Local groups from Pará, such as Cordão da Bicharada, a traditional carnival group from the state, participated in the conference, as well as renowned artists from the Brazilian scene such as Ney Matogrosso, Fafá de Belém, Lenine, Gilberto Gil, Anitta, Gaby Amarantos, Seu Jorge and British artist Chris Martin.

== Opinion ==
After returning from Belém, German Chancellor Friedrich Merz drew controversy when he compared Germany and Brazil during a trade conference in Berlin. Merz remarked that Germans lived in “one of the most beautiful countries in the world” and stated that he and the journalists who accompanied him on the return flight were “delighted to be back in Germany and to have left that place.” His comments were widely criticized by Brazilian officials. President Luiz Inácio Lula da Silva, Pará Governor Helder Barbalho, and Belém Mayor Igor Normando all condemned Merz's characterization of the host city.
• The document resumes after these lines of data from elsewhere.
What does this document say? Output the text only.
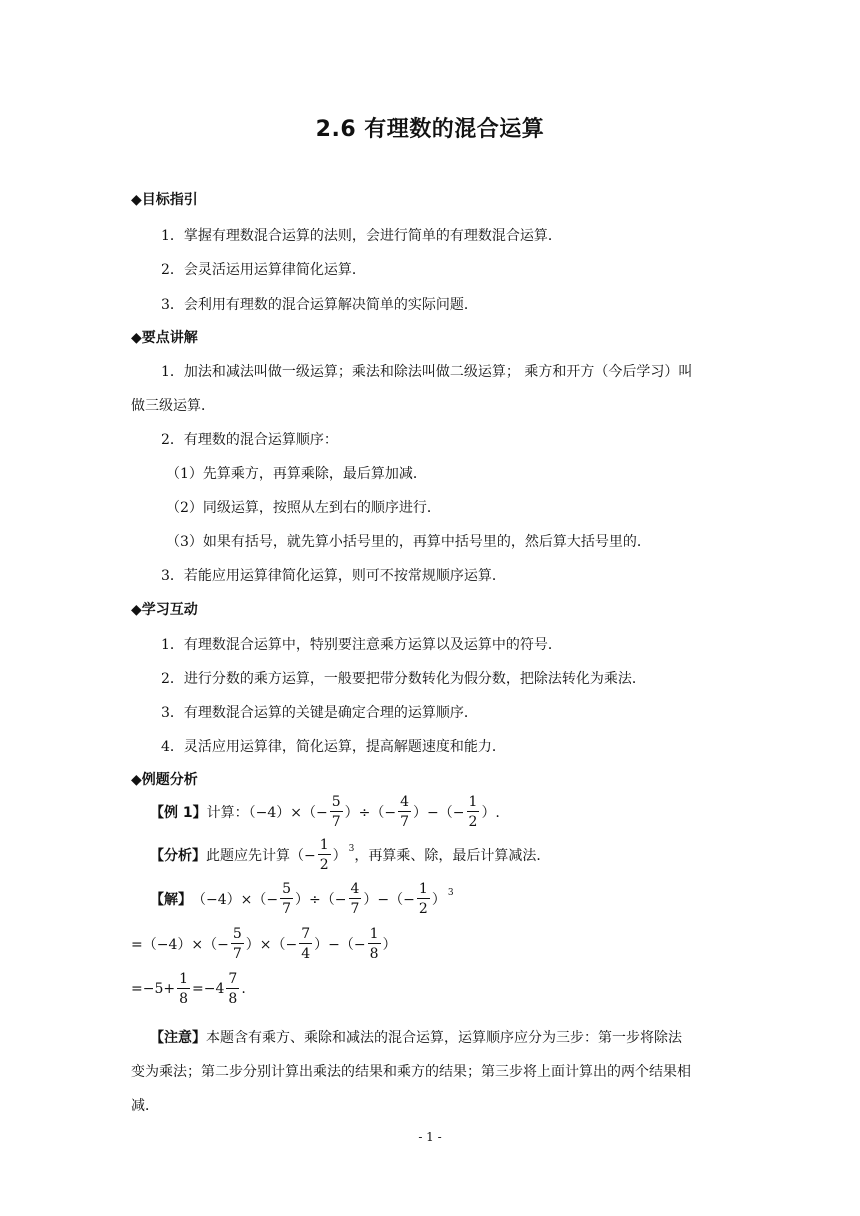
2.6 有理数的混合运算
◆目标指引
1．掌握有理数混合运算的法则，会进行简单的有理数混合运算．
2．会灵活运用运算律简化运算．
3．会利用有理数的混合运算解决简单的实际问题．
◆要点讲解
1．加法和减法叫做一级运算；乘法和除法叫做二级运算； 乘方和开方（今后学习）叫
做三级运算．
2．有理数的混合运算顺序：
（1）先算乘方，再算乘除，最后算加减．
（2）同级运算，按照从左到右的顺序进行．
（3）如果有括号，就先算小括号里的，再算中括号里的，然后算大括号里的．
3．若能应用运算律简化运算，则可不按常规顺序运算．
◆学习互动
1．有理数混合运算中，特别要注意乘方运算以及运算中的符号．
2．进行分数的乘方运算，一般要把带分数转化为假分数，把除法转化为乘法．
3．有理数混合运算的关键是确定合理的运算顺序．
4．灵活应用运算律，简化运算，提高解题速度和能力．
◆例题分析
【例 1】 计算：$(-4)\times(- \frac{5}{7}$ ）÷（− $\frac{4}{7}$ ）−（− $\frac{1}{2}$ ）.
【分析】 此题应先计算（− $\frac{1}{2}$ ） 3 ，再算乘、除，最后计算减法．
【解】 $(-4)\times(- \frac{5}{7}$ ）÷（− $\frac{4}{7}$ ）−（− $\frac{1}{2}$ ） 3
$=(-4)\times(- \frac{5}{7}$ ）×（− $\frac{7}{4}$ ）−（− $\frac{1}{8}$ ）
$=-5+ \frac{1}{8} =-4 \frac{7}{8}$ .
【注意】本题含有乘方、乘除和减法的混合运算，运算顺序应分为三步：第一步将除法
变为乘法；第二步分别计算出乘法的结果和乘方的结果；第三步将上面计算出的两个结果相
减．
- 1 -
Amid the backlash, Germany's Federal Minister for the Environment, Carsten Schneider, sought to ease tensions, describing Brazil as “a wonderful country” and expressing regret that he had not stayed longer after the conference. Shortly afterward, the German government announced a commitment of €1 billion to the Tropical Forest Forever Facility, a Brazilian proposal introduced during COP30. Merz later stated that he would not apologize for his remarks.